Before anyone sees this film, Zach Snyder should be given a pat on the back. He did what a dozen directors struggled to do for twenty years: he made a Watchmen movie. It seems unthinkable that anyone could properly put the greatest graphic novel of all time on the screen. But Snyder has done pretty much that.
While it is not Alan Moore's Watchmen, it is the closest thing that anyone else could have put on the screen. Snyder approached the material with enough reverence that fans of the comic will appreciate the film. As Snyder has openly declared, the final act does include significant changes, but the alterations that take place fit better on the big screen than the original ending would have. It works because it cuts down on a lot of the necessary back story which Snyder could not include.
Even though many pages of the book were not included, Snyder did take the time to try and preserve other information by including short "historical" sequences in the fantastic opening title sequence. By this point, viewers will also have had a chance to appreciate the stellar, and time appropriate, soundtrack. Unlike the hard rock recordings the Snyder chose for the background of 300, Watchmen's background fits the tone and mood of most of the scenes. The only questionable choice was the selection of Leonard Cohen's "Hallelujah," not because of the recording, but rather its awkward placement. Some may also question Snyder's inclusion of gore not present in the book. While the comic does include it's share of violence, Snyder did overtly change several scenes to be more violent. These changes, while flashy on film, may disturb squeamish moviegoers. However, changes aside, Snyder has captured the essence of the book and packaged it in a beautiful 2 hour and 40 minute delight. Overall, it is a satisfying film experience for someone familiar with the source material.
But this might be a different experience for anyone who does not know the book. There is a lot to digest, and the overwhelming visuals may distract some moviegoers from the bigger picture.
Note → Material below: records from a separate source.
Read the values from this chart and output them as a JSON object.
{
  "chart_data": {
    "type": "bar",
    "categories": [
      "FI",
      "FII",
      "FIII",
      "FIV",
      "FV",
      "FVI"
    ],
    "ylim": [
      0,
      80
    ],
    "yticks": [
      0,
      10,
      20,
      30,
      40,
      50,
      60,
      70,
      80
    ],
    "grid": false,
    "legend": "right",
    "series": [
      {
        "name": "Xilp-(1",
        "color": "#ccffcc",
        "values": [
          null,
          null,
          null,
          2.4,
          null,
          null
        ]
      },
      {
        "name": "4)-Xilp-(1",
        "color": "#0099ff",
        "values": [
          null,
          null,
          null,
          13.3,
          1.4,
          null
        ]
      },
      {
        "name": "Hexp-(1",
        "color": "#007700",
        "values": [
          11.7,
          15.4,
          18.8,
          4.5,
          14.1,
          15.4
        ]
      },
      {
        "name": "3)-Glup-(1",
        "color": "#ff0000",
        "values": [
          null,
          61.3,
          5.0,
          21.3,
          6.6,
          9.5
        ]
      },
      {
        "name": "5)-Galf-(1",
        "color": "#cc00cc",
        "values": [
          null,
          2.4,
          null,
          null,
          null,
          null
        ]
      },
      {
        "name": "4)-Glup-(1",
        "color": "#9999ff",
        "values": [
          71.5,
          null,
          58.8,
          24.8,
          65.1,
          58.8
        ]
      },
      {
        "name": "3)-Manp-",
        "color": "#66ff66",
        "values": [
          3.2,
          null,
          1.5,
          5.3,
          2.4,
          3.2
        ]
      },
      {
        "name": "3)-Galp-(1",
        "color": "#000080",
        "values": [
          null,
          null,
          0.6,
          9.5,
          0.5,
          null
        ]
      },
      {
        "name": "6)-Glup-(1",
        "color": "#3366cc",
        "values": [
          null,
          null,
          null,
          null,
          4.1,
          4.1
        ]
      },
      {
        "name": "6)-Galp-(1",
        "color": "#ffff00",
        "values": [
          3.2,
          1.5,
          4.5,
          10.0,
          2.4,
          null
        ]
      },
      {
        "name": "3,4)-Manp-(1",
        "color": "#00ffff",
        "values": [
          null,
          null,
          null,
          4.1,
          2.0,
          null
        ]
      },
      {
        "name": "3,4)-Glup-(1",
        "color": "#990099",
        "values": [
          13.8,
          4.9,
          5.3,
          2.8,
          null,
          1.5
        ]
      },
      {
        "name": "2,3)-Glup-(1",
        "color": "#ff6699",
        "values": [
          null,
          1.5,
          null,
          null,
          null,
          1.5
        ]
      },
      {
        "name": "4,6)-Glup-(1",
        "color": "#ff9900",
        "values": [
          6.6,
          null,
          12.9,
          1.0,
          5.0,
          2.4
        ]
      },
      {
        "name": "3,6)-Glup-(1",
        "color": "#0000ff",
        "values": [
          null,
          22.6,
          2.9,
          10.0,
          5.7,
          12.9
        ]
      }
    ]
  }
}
The interaction of these unique characters remains an integral point to understanding this film, and when the book was pared down for the movie, the relationships of the masked adventures became a bit more forced. The best part of the comic was the glimpse of what is "beneath the hood," and we have less of that in Snyder's adaptation. Additionally, the ending, while simplified, is still a bit convoluted.
Fans and those previously unfamiliar with Watchmen should go in with an open mind. Snyder has performed what Doctor Manhattan might deem a miracle, so it may take more than one viewing to truly appreciate this unique adaptation.